Hydrogen and/or syngas production through combined dry and steam reforming of biogas in a membrane reactor: A thermodynamic study

Abstract

The possibility of valorizing biogas by producing pure H2 and/or syngas while minimizing the net CO2 emissions was analyzed, combining both dry and steam reforming of biogas. For this purpose, a multifunctional membrane reactor (MR) with a hydrogen permselective membrane was used. The MR, which allows obtaining ultra-pure hydrogen in the permeate side, is compared with a conventional reactor (CR). All analyses were performed from thermodynamic equilibrium calculations based on the Gibbs free energy minimization method. The temperature was varied up to 800 °C and 550 °C for the CR and the MR, respectively. The influence of water addition in the feed on the productivity of hydrogen and CO2 reduction was assessed as well. Results showed that the CR is more suitable to obtain syngas with high purity (only CO and H2) because it allows operating at very high temperatures.

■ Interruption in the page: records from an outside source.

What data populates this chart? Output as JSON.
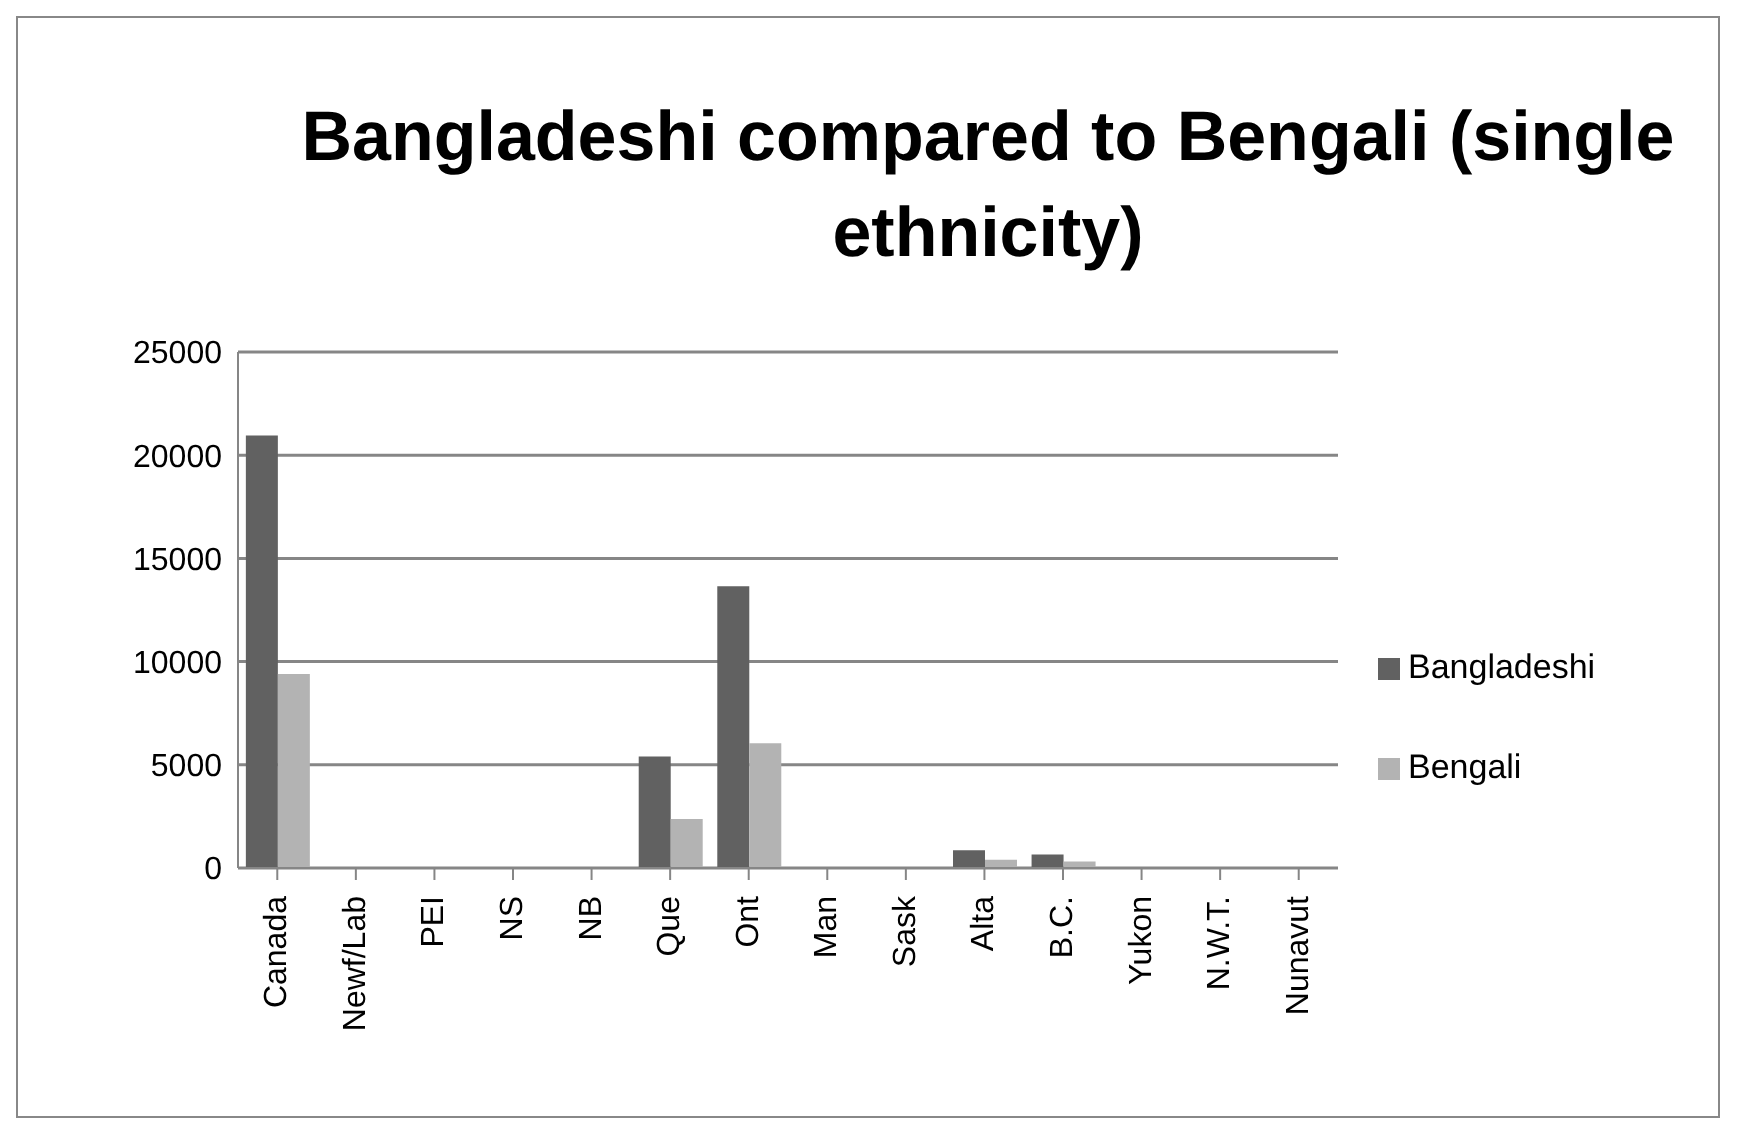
{
  "chart_data": {
    "type": "bar",
    "title": "Bangladeshi compared to Bengali (single ethnicity)",
    "categories": [
      "Canada",
      "Newf/Lab",
      "PEI",
      "NS",
      "NB",
      "Que",
      "Ont",
      "Man",
      "Sask",
      "Alta",
      "B.C.",
      "Yukon",
      "N.W.T.",
      "Nunavut"
    ],
    "series": [
      {
        "name": "Bangladeshi",
        "color": "#616161",
        "values": [
          20950,
          0,
          0,
          0,
          0,
          5400,
          13650,
          50,
          0,
          860,
          650,
          0,
          0,
          0
        ]
      },
      {
        "name": "Bengali",
        "color": "#b3b3b3",
        "values": [
          9400,
          0,
          0,
          0,
          0,
          2380,
          6050,
          0,
          0,
          400,
          320,
          0,
          0,
          0
        ]
      }
    ],
    "ylim": [
      0,
      25000
    ],
    "yticks": [
      0,
      5000,
      10000,
      15000,
      20000,
      25000
    ],
    "grid": "y",
    "legend": "right"
  }
}
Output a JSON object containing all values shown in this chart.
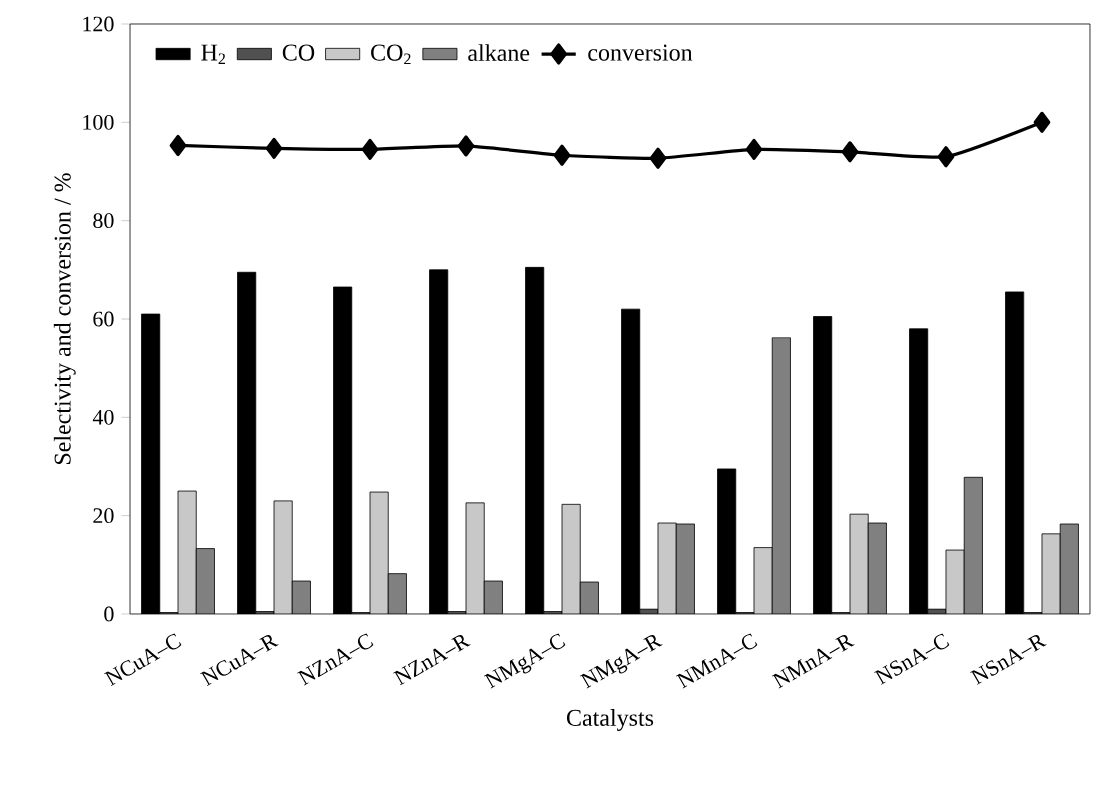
{
  "chart_data": {
    "type": "bar",
    "xlabel": "Catalysts",
    "ylabel": "Selectivity and conversion / %",
    "categories": [
      "NCuA–C",
      "NCuA–R",
      "NZnA–C",
      "NZnA–R",
      "NMgA–C",
      "NMgA–R",
      "NMnA–C",
      "NMnA–R",
      "NSnA–C",
      "NSnA–R"
    ],
    "series": [
      {
        "name": "H$_{2}$",
        "color": "#000000",
        "values": [
          61,
          69.5,
          66.5,
          70,
          70.5,
          62,
          29.5,
          60.5,
          58,
          65.5
        ]
      },
      {
        "name": "CO",
        "color": "#505050",
        "values": [
          0.3,
          0.5,
          0.3,
          0.5,
          0.5,
          1,
          0.3,
          0.3,
          1,
          0.3
        ]
      },
      {
        "name": "CO$_{2}$",
        "color": "#c8c8c8",
        "values": [
          25,
          23,
          24.8,
          22.6,
          22.3,
          18.5,
          13.5,
          20.3,
          13,
          16.3
        ]
      },
      {
        "name": "alkane",
        "color": "#808080",
        "values": [
          13.3,
          6.7,
          8.2,
          6.7,
          6.5,
          18.3,
          56.2,
          18.5,
          27.8,
          18.3
        ]
      },
      {
        "name": "conversion",
        "type": "line",
        "color": "#000000",
        "values": [
          95.3,
          94.7,
          94.5,
          95.2,
          93.3,
          92.7,
          94.5,
          94,
          93,
          100
        ]
      }
    ],
    "ylim": [
      0,
      120
    ],
    "yticks": [
      0,
      20,
      40,
      60,
      80,
      100,
      120
    ],
    "legend": "top left",
    "marker": "diamond",
    "line_style": "solid"
  }
}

The syngas H2/CO ratio can be adjusted for further applications depending on the co-fed amount of water. However, in the permeate side of the MR high-purity hydrogen with a productivity of 73 mol per 100 mol of biogas fed can be obtained. This productivity is equivalent to an H2 production of 131 kg/h, assuming the biogas generation capacity of an existing landfill plant; still, by CO2 recycling, net CO2 emission can be reduced up to 50%.